Similarly, we can get a few lines of data specified by slice way, as follows:
# 用标签提取多列数据
print(df.loc[:, ['A', 'B']])
# 输出结果
A B
2020-01-01 -0.065477 1.603827
2020-01-02 -1.089716 -0.540936
2020-01-03 0.049215 -1.182454
2020-01-04 -0.017615 -0.777637
2020-01-05 -0.910402 -0.173959
2020-01-06 -0.008887 0.525035
# 用标签进行切片操作,同时制定行与列的结束点
print(df.loc['20200101':'20200103', ['A', 'B']])
# 输出结果
A B
2020-01-01 -0.065477 1.603827
2020-01-02 -1.089716 -0.540936
2020-01-03 0.049215 -1.182454
# 返回一行中的两列
print(df.loc['20200101', ['A', 'B']])
# 输出结果
A -0.065477
B 1.603827
Name: 2020-01-01 00:00:00, dtype: float64
So if I want to get how to do a specific location data?
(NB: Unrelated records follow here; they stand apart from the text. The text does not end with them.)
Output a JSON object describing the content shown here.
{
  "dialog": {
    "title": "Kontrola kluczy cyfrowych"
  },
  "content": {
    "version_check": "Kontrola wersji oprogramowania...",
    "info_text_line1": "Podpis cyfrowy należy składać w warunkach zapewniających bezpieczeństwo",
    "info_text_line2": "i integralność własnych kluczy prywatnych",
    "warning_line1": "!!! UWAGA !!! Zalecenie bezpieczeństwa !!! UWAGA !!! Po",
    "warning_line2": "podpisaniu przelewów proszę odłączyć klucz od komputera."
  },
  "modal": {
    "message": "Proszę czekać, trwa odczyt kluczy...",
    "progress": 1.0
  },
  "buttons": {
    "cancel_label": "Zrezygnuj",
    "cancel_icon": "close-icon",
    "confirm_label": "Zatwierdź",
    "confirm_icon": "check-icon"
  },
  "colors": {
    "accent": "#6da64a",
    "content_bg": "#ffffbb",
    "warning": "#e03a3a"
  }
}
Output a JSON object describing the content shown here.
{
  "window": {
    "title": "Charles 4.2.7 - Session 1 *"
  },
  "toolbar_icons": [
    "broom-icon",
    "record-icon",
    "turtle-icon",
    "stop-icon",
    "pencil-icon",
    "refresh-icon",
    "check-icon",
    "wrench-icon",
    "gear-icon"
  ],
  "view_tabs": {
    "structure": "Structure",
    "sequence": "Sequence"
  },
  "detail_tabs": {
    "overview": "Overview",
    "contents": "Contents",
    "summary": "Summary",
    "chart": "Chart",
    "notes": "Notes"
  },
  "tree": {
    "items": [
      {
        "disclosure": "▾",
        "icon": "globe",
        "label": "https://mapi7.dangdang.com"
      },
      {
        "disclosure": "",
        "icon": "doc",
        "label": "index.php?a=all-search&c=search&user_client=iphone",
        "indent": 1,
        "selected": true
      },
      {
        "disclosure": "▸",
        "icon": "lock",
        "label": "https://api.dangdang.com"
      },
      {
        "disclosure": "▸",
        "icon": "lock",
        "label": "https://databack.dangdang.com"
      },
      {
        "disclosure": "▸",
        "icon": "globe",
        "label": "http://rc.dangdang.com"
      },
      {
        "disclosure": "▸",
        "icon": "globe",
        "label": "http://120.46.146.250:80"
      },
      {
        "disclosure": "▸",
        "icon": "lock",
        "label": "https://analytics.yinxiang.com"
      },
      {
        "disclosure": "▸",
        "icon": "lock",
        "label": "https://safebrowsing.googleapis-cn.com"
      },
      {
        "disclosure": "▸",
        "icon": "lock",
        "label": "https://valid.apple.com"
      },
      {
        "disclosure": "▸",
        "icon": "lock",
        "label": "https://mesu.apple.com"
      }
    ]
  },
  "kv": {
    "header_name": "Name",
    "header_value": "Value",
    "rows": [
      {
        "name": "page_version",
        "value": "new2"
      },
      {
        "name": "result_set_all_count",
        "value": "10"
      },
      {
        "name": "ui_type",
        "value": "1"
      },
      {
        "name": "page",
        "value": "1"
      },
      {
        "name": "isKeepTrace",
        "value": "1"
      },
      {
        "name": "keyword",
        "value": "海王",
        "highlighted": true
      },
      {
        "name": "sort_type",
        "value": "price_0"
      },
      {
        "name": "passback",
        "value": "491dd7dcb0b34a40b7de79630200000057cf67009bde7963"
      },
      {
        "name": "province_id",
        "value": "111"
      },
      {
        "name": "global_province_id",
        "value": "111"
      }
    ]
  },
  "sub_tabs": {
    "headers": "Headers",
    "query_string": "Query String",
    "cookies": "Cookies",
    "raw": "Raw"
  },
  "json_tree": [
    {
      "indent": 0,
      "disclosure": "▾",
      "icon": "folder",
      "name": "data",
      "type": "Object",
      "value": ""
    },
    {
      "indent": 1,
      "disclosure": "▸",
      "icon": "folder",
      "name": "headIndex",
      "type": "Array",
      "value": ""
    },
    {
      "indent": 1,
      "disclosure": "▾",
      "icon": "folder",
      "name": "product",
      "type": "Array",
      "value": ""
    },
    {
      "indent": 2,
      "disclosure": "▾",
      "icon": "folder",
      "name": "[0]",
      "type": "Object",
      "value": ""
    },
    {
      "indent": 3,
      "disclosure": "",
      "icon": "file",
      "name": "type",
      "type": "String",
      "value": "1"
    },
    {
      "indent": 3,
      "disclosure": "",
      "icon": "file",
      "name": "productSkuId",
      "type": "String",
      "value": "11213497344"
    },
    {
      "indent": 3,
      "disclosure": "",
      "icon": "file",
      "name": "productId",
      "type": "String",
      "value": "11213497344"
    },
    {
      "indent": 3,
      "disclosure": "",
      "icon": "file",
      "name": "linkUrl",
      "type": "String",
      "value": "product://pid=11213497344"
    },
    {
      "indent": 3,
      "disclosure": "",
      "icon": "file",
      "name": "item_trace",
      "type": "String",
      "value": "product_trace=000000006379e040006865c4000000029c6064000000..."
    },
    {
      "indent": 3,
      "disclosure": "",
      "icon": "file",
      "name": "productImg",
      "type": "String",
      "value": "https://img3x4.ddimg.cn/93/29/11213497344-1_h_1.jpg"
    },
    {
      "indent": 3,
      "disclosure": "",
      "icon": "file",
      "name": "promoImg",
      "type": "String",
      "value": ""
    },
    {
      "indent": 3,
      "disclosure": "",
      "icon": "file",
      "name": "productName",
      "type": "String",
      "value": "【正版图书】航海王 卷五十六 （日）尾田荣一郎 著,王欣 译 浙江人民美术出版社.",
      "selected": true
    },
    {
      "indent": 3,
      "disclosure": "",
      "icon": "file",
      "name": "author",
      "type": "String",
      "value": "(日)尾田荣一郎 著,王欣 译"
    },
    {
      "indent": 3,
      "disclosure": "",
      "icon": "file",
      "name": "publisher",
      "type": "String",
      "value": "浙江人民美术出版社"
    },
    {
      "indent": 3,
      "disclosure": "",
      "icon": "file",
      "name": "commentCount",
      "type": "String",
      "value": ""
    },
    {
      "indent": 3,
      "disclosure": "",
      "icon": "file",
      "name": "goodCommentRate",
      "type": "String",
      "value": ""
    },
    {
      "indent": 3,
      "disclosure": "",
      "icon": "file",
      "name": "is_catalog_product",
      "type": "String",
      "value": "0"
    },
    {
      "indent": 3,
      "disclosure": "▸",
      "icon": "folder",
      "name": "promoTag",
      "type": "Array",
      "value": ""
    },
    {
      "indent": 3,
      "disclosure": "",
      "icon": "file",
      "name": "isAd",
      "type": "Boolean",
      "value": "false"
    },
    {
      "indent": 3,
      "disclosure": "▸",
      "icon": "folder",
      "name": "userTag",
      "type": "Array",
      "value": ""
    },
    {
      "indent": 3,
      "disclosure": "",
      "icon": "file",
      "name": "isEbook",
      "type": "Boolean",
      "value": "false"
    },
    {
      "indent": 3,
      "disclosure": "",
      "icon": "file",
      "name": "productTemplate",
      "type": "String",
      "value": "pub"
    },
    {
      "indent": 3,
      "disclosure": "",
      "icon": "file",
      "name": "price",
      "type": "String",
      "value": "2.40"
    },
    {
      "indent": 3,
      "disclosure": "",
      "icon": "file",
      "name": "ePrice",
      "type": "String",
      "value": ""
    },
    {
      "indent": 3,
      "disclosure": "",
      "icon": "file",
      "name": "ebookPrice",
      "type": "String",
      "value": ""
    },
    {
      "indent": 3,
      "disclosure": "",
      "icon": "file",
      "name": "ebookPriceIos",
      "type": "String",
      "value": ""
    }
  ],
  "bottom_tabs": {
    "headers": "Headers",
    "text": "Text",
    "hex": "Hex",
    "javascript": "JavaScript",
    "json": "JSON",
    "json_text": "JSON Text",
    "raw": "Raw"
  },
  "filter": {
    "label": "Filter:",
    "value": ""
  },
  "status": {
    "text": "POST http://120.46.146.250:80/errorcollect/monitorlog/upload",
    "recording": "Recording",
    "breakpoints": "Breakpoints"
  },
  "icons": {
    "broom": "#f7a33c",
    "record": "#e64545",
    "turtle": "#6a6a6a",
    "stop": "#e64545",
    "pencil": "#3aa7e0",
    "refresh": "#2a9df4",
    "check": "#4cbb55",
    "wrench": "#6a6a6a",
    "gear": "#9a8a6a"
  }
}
When we DataFrame imagine becoming a coordinate system of the time, of course, is to specify the horizontal and vertical coordinates can identify a unique point ah, as follows:
# 获取某个标量值
print(df.loc[dates[0], 'A'])
# 输出结果
-0.06547653622759132
Icelandic
iloc 和上面的 loc 很像, loc 主要是通过行进行索引定位,而 iloc 是通过 index 也就是列进行索引定位,所以参数是整型, iloc 的英文全称为 index locate 。
先看一个简单的示例,我们先用整数选择出其中的一列:
# 用整数位置选择
print(df.iloc[3])
# 输出结果
A -0.017615
B -0.777637
C 0.824364
D 0.210244
Name: 2020-01-04 00:00:00, dtype: float64
这里我们还可以加上切片进行选择:
# 使用整数按行和列进行切片操作
print(df.iloc[3:5, 0:2])
# 输出结果
A B
2020-01-04 -0.017615 -0.777637
2020-01-05 -0.910402 -0.173959
# 用整数列表按位置切片
print(df.iloc[[1, 2, 4], [0, 2]])
# 输出结果
A C
2020-01-02 -1.089716 0.456917
2020-01-03 0.049215 -0.294177
2020-01-05 -0.910402 -1.140222
# 整行切片
print(df.iloc[1:3, :])
# 输出结果
A B C D
2020-01-02 -1.089716 -0.540936 0.456917 0.295272
2020-01-03 0.049215 -1.182454 -0.294177 -0.698877
# 整列切片
print(df.iloc[:, 1:3])
# 输出结果
B C
2020-01-01 1.603827 1.152969
2020-01-02 -0.540936 0.456917
2020-01-03 -1.182454 -0.294177
2020-01-04 -0.777637 0.824364
2020-01-05 -0.173959 -1.140222
2020-01-06 0.525035 -1.076101
同样,我们通过 iloc 也可以直接选择一个标量值:
# 获取某个标量值 同上
print(df.iloc[1, 1])
# 结果如下
-0.540936460611594
at 和 iat
at 和 iat 都是用来访问单个元素的,而且他们的访问速度要快于上面的 loc 和 iloc 。
at 使用方法与 loc 类似,示例如下:
print(df.at[dates[0], 'A'])
# 输出结果
-0.06547653622759132
iat 对于 iloc 的关系就像 at 对于 loc 的关系,示例如下:
print(df.iat[1, 1])
# 输出结果
-0.540936460611594
其他
我们还可以使用一些判断条件来选择数据,如用单列的值选择数据,示例如下:
print(df[df.A > 0])
# 输出结果
A B C D
2020-01-03 0.049215 -1.182454 -0.294177 -0.698877
上面这个示例是输出的所有 A 列大于 0 的数据。
还有直接使用整个 df 做判断的,示例如下:
print(df[df < 0])
# 输出结果
A B C D
2020-01-01 -0.065477 NaN NaN NaN
2020-01-02 -1.089716 -0.540936 NaN NaN
2020-01-03 NaN -1.182454 -0.294177 -0.698877
2020-01-04 -0.017615 -0.777637 NaN NaN
2020-01-05 -0.910402 -0.173959 -1.140222 -0.662615
2020-01-06 -0.008887 NaN -1.076101 -0.862407
示例代码
老规矩,所有的示例代码都会上传至代码管理仓库 Github 和 Gitee 上,方便大家取用。